Ash Wednesday marks the beginning of the Lenten journey for Christians. It’s when they look to see how far they have strayed from the path of faith, and if they need a refresher course in humility.
The title of this post struck me as fitting both the journey of faith and the journey of grief when we have to be brave and travel far beyond everything we’ve known, trusting that we will somehow make it through.
A year after my wife died, my friend Steve insisted that I go with him to Gethsemani’s Trappist Monastery in Kentucky where Thomas Merton had been a monk. I didn’t want to go anywhere but I gave in because Merton’s writings had guided me through my teenage years. I felt stuck and thought that a change of scenery might help. More than a year had gone by and I still didn’t care about anything or anyone. I was just drifting on the dead calm of a silver ocean.

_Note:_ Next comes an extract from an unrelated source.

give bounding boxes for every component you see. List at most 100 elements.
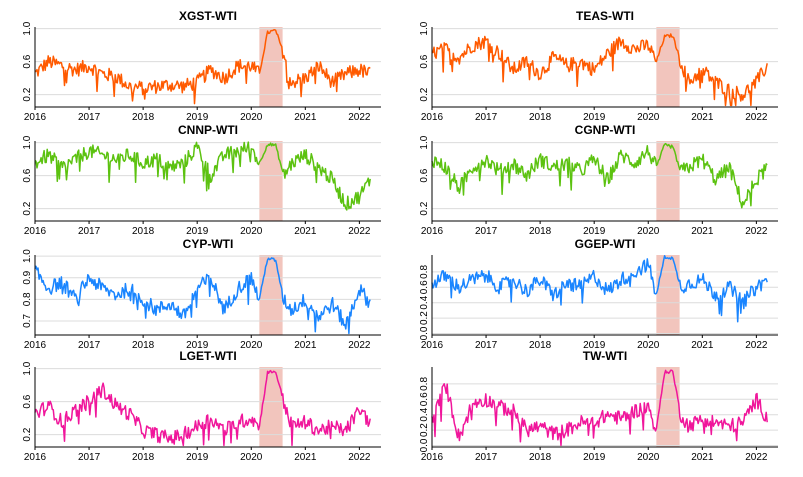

It was a silent retreat, so for a week I didn’t talk to anyone and walked slowly around the monastery grounds, and sat on benches trying to have deep thoughts. I reflected on the religious icons, and listened to monks sing Gregorian chant. I attended most of the seven worship services throughout the day, and twice pulled myself from sleep at 3 a.m. to make it to the first one. Throughout the day, I watched the silent monks go about their work, dressed in their black and white robes and leather sandals. Every afternoon, I walked on paths through the woods that Merton walked when he was the monastery’s forester and first hermit.
If we can see the way ahead, then we’re not taking enough risks.
Although I wasn’t seeking Merton’s dark night of the soul, where he struggled to set aside his ego as he sought union with God, I was looking for help with my grief. Merton wrote about his intentions:
“My Lord God, I have no idea where I am going. I do not see the road ahead of me. I cannot know for certain where it will end. Nor do I really know myself, and the fact that I think I am following your will does not mean that I am actually doing so. But I believe that the desire to please you does in fact please you. And I hope I have that desire in all that I am doing.”
In Acedia and Me, Kathleen Norris wrote that she struggled with spiritual melancholy, the time when “we are haunted by betrayal and loneliness, and know the pain of the wee hours, when the dark of night matches the state of our souls.” She could not write and felt spiritually dry. Her husband was also struggling with a serious health matter at the time. What kept her going was reading The Psalms.
“Hope may seem a flimsy thing in the face of acedia’s cold assurance that nothing matters and that waiting is unmitigated hell…. Its very persistence in our hearts indicates that it is not a tonic for wishful thinkers but the ground on which realists stand. For thousands of years the psalmist and the prophets have been a source of strength for people facing plague, warfare, massacre, imprisonment, execution, and exile. This is the sort of hope that matters, for it can conquer not just acedia and despair, but death itself.”
I did not find any answers that week in the monastery, but I did sense that God was sitting with me in the ruins of my heart and helping me bear the weight of grief. You can read my full account of this week in “Tinkering with Grief in the Woods,” published by Literal Latte. (www.literal-latte.com/2012/09/tinkering-with-grief-in-the-woods/ )
At the heart of grief's Dark Night is love, even if we don’t understand how.
In the following months, as I faced all the ways that I had failed to do what I knew I should do, and failed to loved Evelyn as well as she deserved, I made peace with my reality.
Although I was grateful to be at Gethsemani, I realized that the place where I would work my way through grief was not in a place of denial, because I already did too much of that. It would be where I could affirm the beauty of creation and celebrate the gifts of each day.
I hiked alone on the wilderness trails of Yosemite and saw wonders that lifted me out of the doldrums, like when storm clouds moved lower and hid the tops of the mountains in mystery. I listened to the litany of the rain falling in the forest, and heard the meadows and rivers sing compline in the evening. Watching coyotes play in the meadows, and red-tailed hawks soar overhead, I felt the life force of creation and the renewal of hope. Perhaps most importantly, I came to understand how death was part of life.
No one yearns for the dark night experience of grief. No one wants a loved one to die, yet death takes us to a dark place where it feels like nothing is left and we have nowhere to go. In this silent place where we feel broken and empty, we realize how much we need the help of others. This is where community begins.
On Ash Wednesday, we do not forget what we’ve done or the people we’ve loved. But we set the past aside and begin again, hiking the wilderness trail before us, step by step.